Strategy to asset allocation
Hi all,
I’m currently in an allocator / FoF investment analyst seat at a smaller investment firm, focused on manager research, portfolio monitoring, and investment due diligence.
I’m considering moving to a much larger traditional asset manager in an investment analyst role tied to a specific strategy/platform. The role is not a pure research analyst seat, but it seems highly portfolio-focused: understanding strategy positioning, performance drivers, attribution, macro/market impacts on the book, and working with investment directors / PM teams to explain the portfolio to clients and internal stakeholders.
There may be some RFP / product-related work, but from the interview process, the role sounded much more analytical and portfolio-facing than commercial. The more senior path may eventually involve more client/business development exposure.
My question: would this kind of move make it harder to return to an allocator / manager selection / investment diligence seat later, or is the experience still viewed as relevant? I’m trying to understand whether this is seen as staying within the investment track, or as moving too far into product/investment specialist territory.
Any perspective from people who have moved between allocator seats and asset manager investment/product roles would be helpful.
Thanks.
Same boat
Seems like a few people were in a similar situation. Did you end up making the move?
Bump
Did you get your current seat out of college or networked your way into a seat. Currently at a startup but I did manager research for a year and half, then did equity research for two and have had zero luck trying to get back into manager research
Why would you want to leave ER for a fund of hedge fund
Is your long term goal to stay at an allocator, doing manager research and/or asset allocation work, to eventually move toward CIO, CPM type job, or to an asset owner as part of their team? Maybe to a large consultant?
The role you are looking at is a gray area in my view - the best case is that the 'relevant' experience you get is either deeper asset class experience, from the manager perspective, that you'd bring back to a manager research/allocation role that covers that asset class. You may also be better equipped - say it's fixed income related - to move back into an allocator role, where you can more readily make decisions on allocations to, and within, the fixed income sleeve of a portfolio.
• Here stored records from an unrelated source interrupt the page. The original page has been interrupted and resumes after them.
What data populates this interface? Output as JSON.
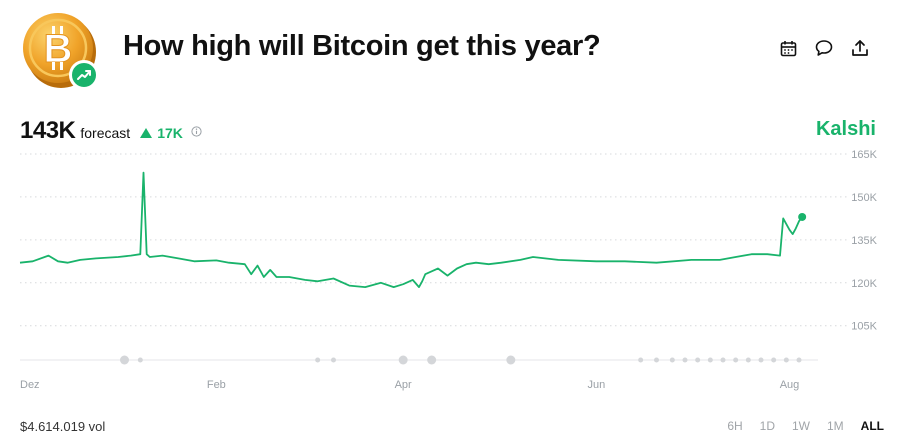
{
  "header": {
    "title": "How high will Bitcoin get this year?",
    "icon": "bitcoin-coin-icon",
    "badge_icon": "trending-up-icon"
  },
  "actions": [
    {
      "name": "calendar-button",
      "icon": "calendar-icon"
    },
    {
      "name": "comment-button",
      "icon": "comment-icon"
    },
    {
      "name": "share-button",
      "icon": "share-icon"
    }
  ],
  "forecast": {
    "value": "143K",
    "label": "forecast",
    "delta": "17K",
    "delta_direction": "up"
  },
  "brand": "Kalshi",
  "colors": {
    "accent": "#19b36b",
    "bitcoin": "#f0a329",
    "grid": "#d7d9dc",
    "text_muted": "#9aa0a6"
  },
  "chart_data": {
    "type": "line",
    "ylim": [
      100000,
      165000
    ],
    "y_ticks": [
      {
        "value": 165000,
        "label": "165K"
      },
      {
        "value": 150000,
        "label": "150K"
      },
      {
        "value": 135000,
        "label": "135K"
      },
      {
        "value": 120000,
        "label": "120K"
      },
      {
        "value": 105000,
        "label": "105K"
      }
    ],
    "xlim": [
      "2024-12-01",
      "2025-08-10"
    ],
    "x_ticks": [
      {
        "date": "2024-12-01",
        "label": "Dez"
      },
      {
        "date": "2025-02-01",
        "label": "Feb"
      },
      {
        "date": "2025-04-01",
        "label": "Apr"
      },
      {
        "date": "2025-06-01",
        "label": "Jun"
      },
      {
        "date": "2025-08-01",
        "label": "Aug"
      }
    ],
    "grid": true,
    "series": [
      {
        "x": [
          "2024-12-01",
          "2024-12-05",
          "2024-12-10",
          "2024-12-13",
          "2024-12-16",
          "2024-12-20",
          "2024-12-25",
          "2025-01-01",
          "2025-01-05",
          "2025-01-08",
          "2025-01-09",
          "2025-01-10",
          "2025-01-11",
          "2025-01-15",
          "2025-01-20",
          "2025-01-25",
          "2025-02-01",
          "2025-02-05",
          "2025-02-10",
          "2025-02-12",
          "2025-02-14",
          "2025-02-16",
          "2025-02-18",
          "2025-02-20",
          "2025-02-24",
          "2025-03-01",
          "2025-03-05",
          "2025-03-10",
          "2025-03-15",
          "2025-03-20",
          "2025-03-25",
          "2025-03-29",
          "2025-04-01",
          "2025-04-04",
          "2025-04-06",
          "2025-04-07",
          "2025-04-08",
          "2025-04-10",
          "2025-04-12",
          "2025-04-15",
          "2025-04-18",
          "2025-04-21",
          "2025-04-24",
          "2025-04-28",
          "2025-05-02",
          "2025-05-08",
          "2025-05-12",
          "2025-05-20",
          "2025-06-01",
          "2025-06-10",
          "2025-06-20",
          "2025-07-01",
          "2025-07-10",
          "2025-07-15",
          "2025-07-20",
          "2025-07-25",
          "2025-07-29",
          "2025-07-30",
          "2025-08-01",
          "2025-08-02",
          "2025-08-03",
          "2025-08-04",
          "2025-08-05"
        ],
        "y": [
          127000,
          127500,
          129500,
          127500,
          127000,
          128000,
          128500,
          129000,
          129500,
          130000,
          158500,
          130000,
          129000,
          129500,
          128500,
          127500,
          127800,
          127000,
          126500,
          123000,
          126000,
          122000,
          124500,
          122000,
          122000,
          121000,
          120500,
          121500,
          119000,
          118500,
          120000,
          118500,
          119500,
          121000,
          118500,
          120500,
          123000,
          124000,
          125000,
          122500,
          125000,
          126500,
          127000,
          126500,
          127000,
          128000,
          129000,
          128000,
          127500,
          127500,
          127000,
          128000,
          128000,
          129000,
          130000,
          130000,
          129500,
          142500,
          138500,
          137000,
          139000,
          141500,
          143000
        ]
      }
    ],
    "markers": [
      {
        "x": "2025-01-03"
      },
      {
        "x": "2025-01-08"
      },
      {
        "x": "2025-03-05"
      },
      {
        "x": "2025-03-10"
      },
      {
        "x": "2025-04-01"
      },
      {
        "x": "2025-04-10"
      },
      {
        "x": "2025-05-05"
      },
      {
        "x": "2025-06-15"
      },
      {
        "x": "2025-06-20"
      },
      {
        "x": "2025-06-25"
      },
      {
        "x": "2025-06-29"
      },
      {
        "x": "2025-07-03"
      },
      {
        "x": "2025-07-07"
      },
      {
        "x": "2025-07-11"
      },
      {
        "x": "2025-07-15"
      },
      {
        "x": "2025-07-19"
      },
      {
        "x": "2025-07-23"
      },
      {
        "x": "2025-07-27"
      },
      {
        "x": "2025-07-31"
      },
      {
        "x": "2025-08-04"
      }
    ]
  },
  "footer": {
    "volume": "$4.614.019 vol",
    "ranges": [
      "6H",
      "1D",
      "1W",
      "1M",
      "ALL"
    ],
    "active_range": "ALL"
  }
}
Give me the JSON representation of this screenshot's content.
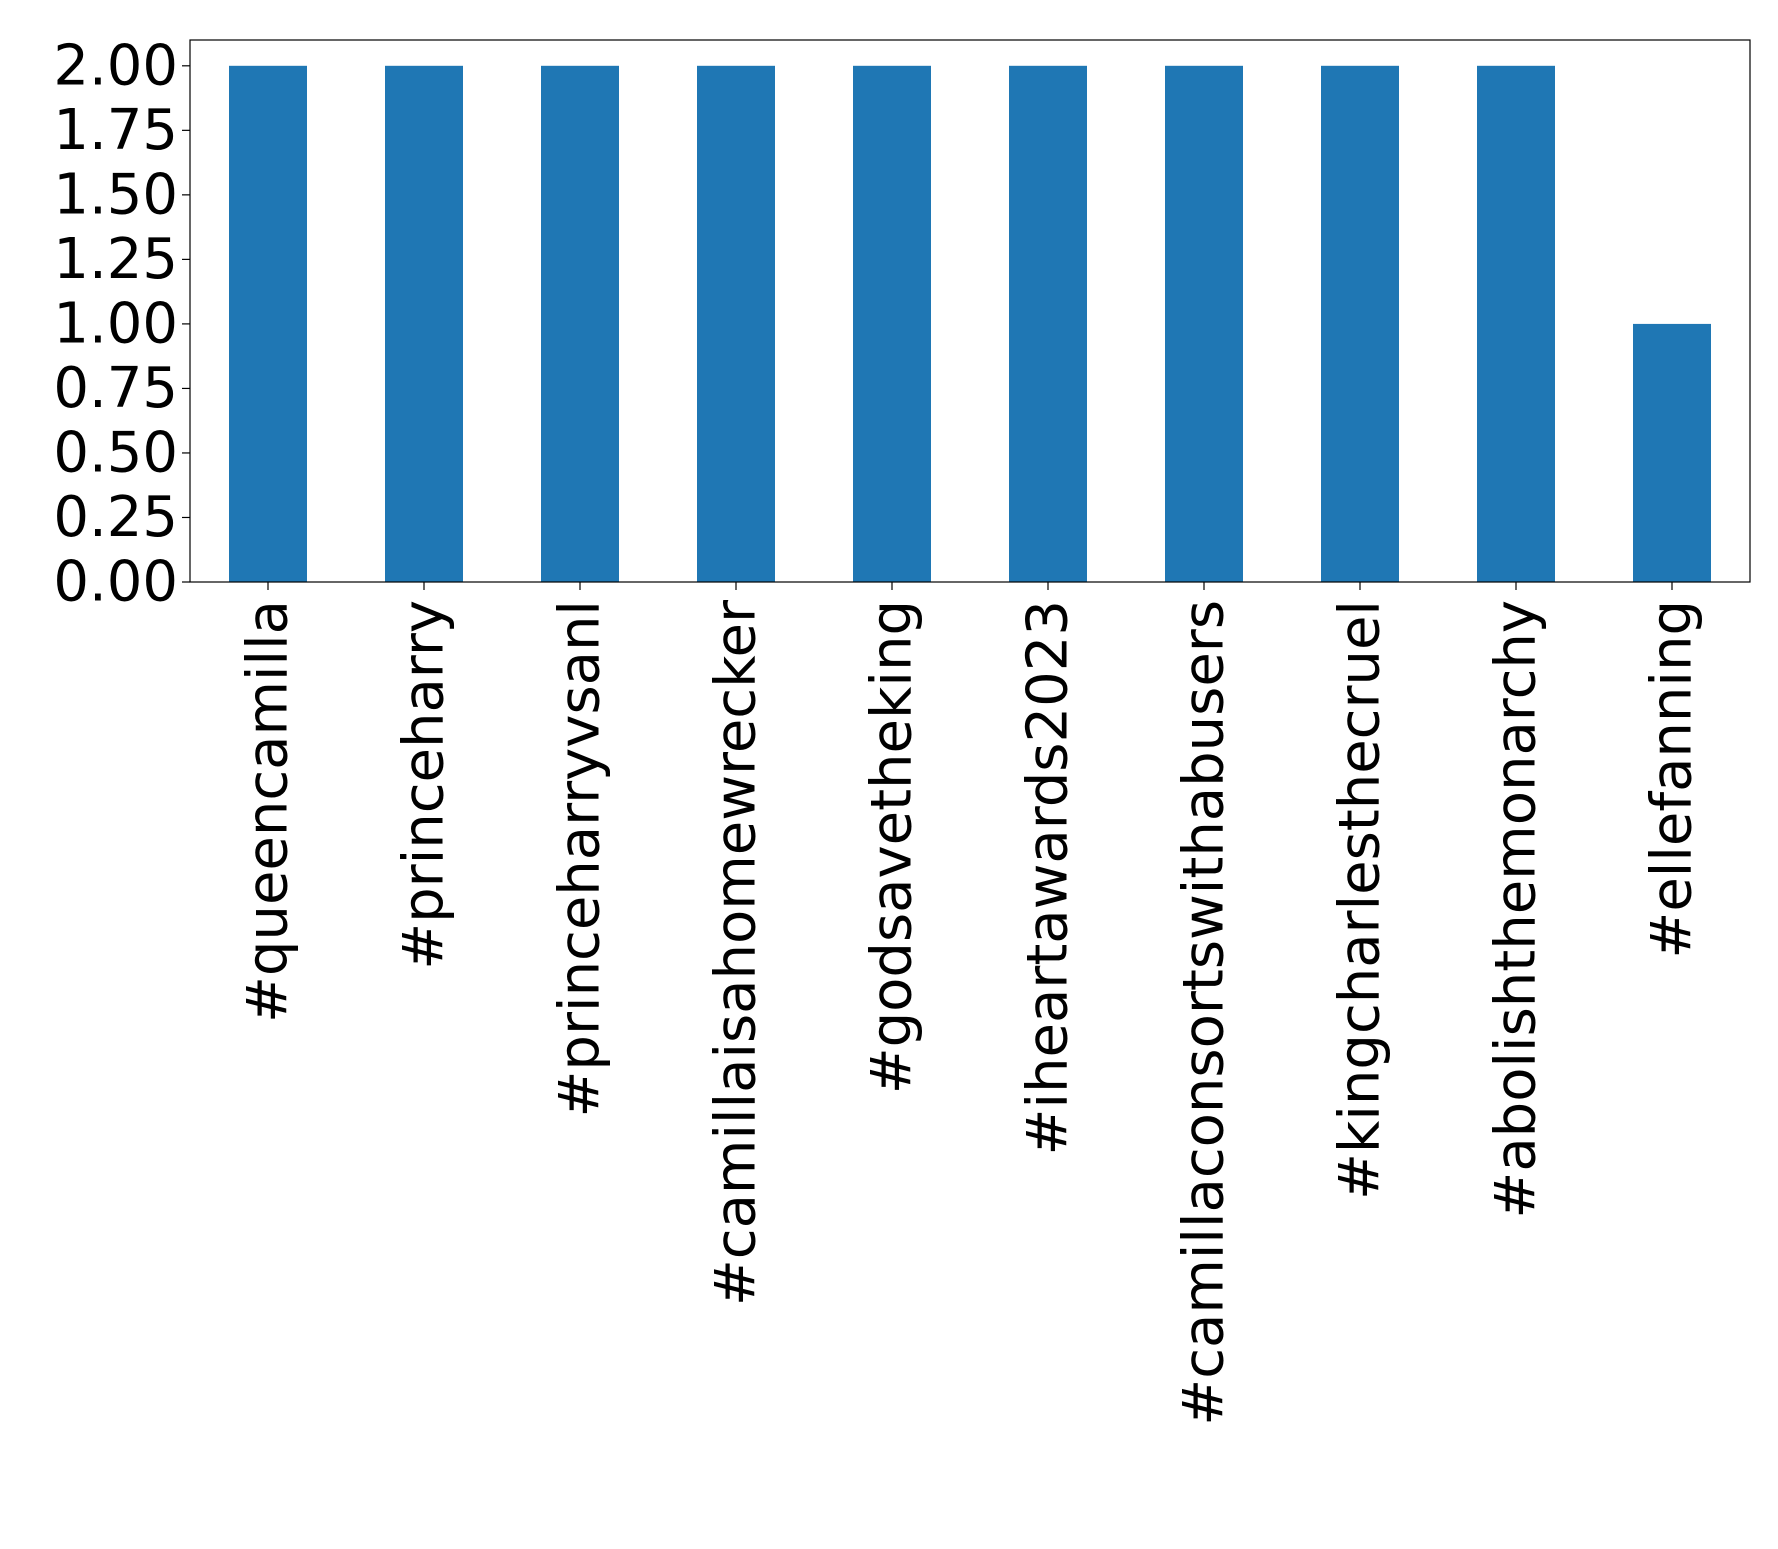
{
  "chart_data": {
    "type": "bar",
    "title": "",
    "xlabel": "",
    "ylabel": "",
    "categories": [
      "#queencamilla",
      "#princeharry",
      "#princeharryvsanl",
      "#camillaisahomewrecker",
      "#godsavetheking",
      "#iheartawards2023",
      "#camillaconsortswithabusers",
      "#kingcharlesthecruel",
      "#abolishthemonarchy",
      "#ellefanning"
    ],
    "values": [
      2,
      2,
      2,
      2,
      2,
      2,
      2,
      2,
      2,
      1
    ],
    "ylim": [
      0,
      2.1
    ],
    "yticks": [
      "0.00",
      "0.25",
      "0.50",
      "0.75",
      "1.00",
      "1.25",
      "1.50",
      "1.75",
      "2.00"
    ],
    "ytick_values": [
      0,
      0.25,
      0.5,
      0.75,
      1.0,
      1.25,
      1.5,
      1.75,
      2.0
    ],
    "bar_color": "#1f77b4",
    "grid": false,
    "legend": "none"
  }
}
Long post short - it's more of a detour that probably doesn't exclude you, but doesn't really help you much if you are set on the allocator career path long term.
Thanks a lot, this is helpful.
I agree with you that it is a bit of a gray area. To give more context, the move is less about wanting to leave manager research as a function, and more about the specific platform and team I am currently in.
I actually like the allocator seat. I enjoy the macro, market, and manager discussions, and I could see myself doing this longer term. The concern is more that my current seat is at a smaller, no name boutique fund of hedge fund, mainly focused on LO boutiques, with an emerging markets angle. The team I work with has a pretty qualitative process, for lack of a better word, and it generally feels less technical / formative than I would have expected. It also seems like the firm itself does not have much brand value if I want to move to a more institutional allocator, E&F, asset owner, or consultant later on. I have tried recruiting toward some of those seats, and it did not seem like they were very receptive.
So I guess I’m trying to assess what doors this move would open or close. One of those doors is manager selection. I’m trying to think through whether moving to a much larger asset manager, in a role that seems more focused on portfolio positioning, performance, attribution, market/macro drivers, and working with PM/investment teams, could still keep the allocator route open later, even if the role is technically closer to an investment/product specialist seat.
Appreciate the perspective. I know it’s a bit messy, but that’s the trade-off I’m trying to underwrite.
Got it - that's really helpful context. My bias, and it's the optimistic one, would be that you are earlier in your career, and the networking effects + larger asset manager brand/platform + experience in what I personally think is a really interesting/exciting role to be in - creates more options for you than where you are. If you get into a firm that is supportive, cultivates talent, and has a variety of businesses/strategies - that could be a good path for you.
It doesn't kick open a manager research door - but like I said, it doesn't slam it shut. If that AM has an OCIO business - you could angle yourself toward that, as you now have manager research (from the Hedge FOF) + asset class/direct investing strategy experience + all the other items. I've seen colleagues and friends move from that type of role, to a plan sponsor directly (i.e. pension fund or endowment fund) in a variety of roles like you described.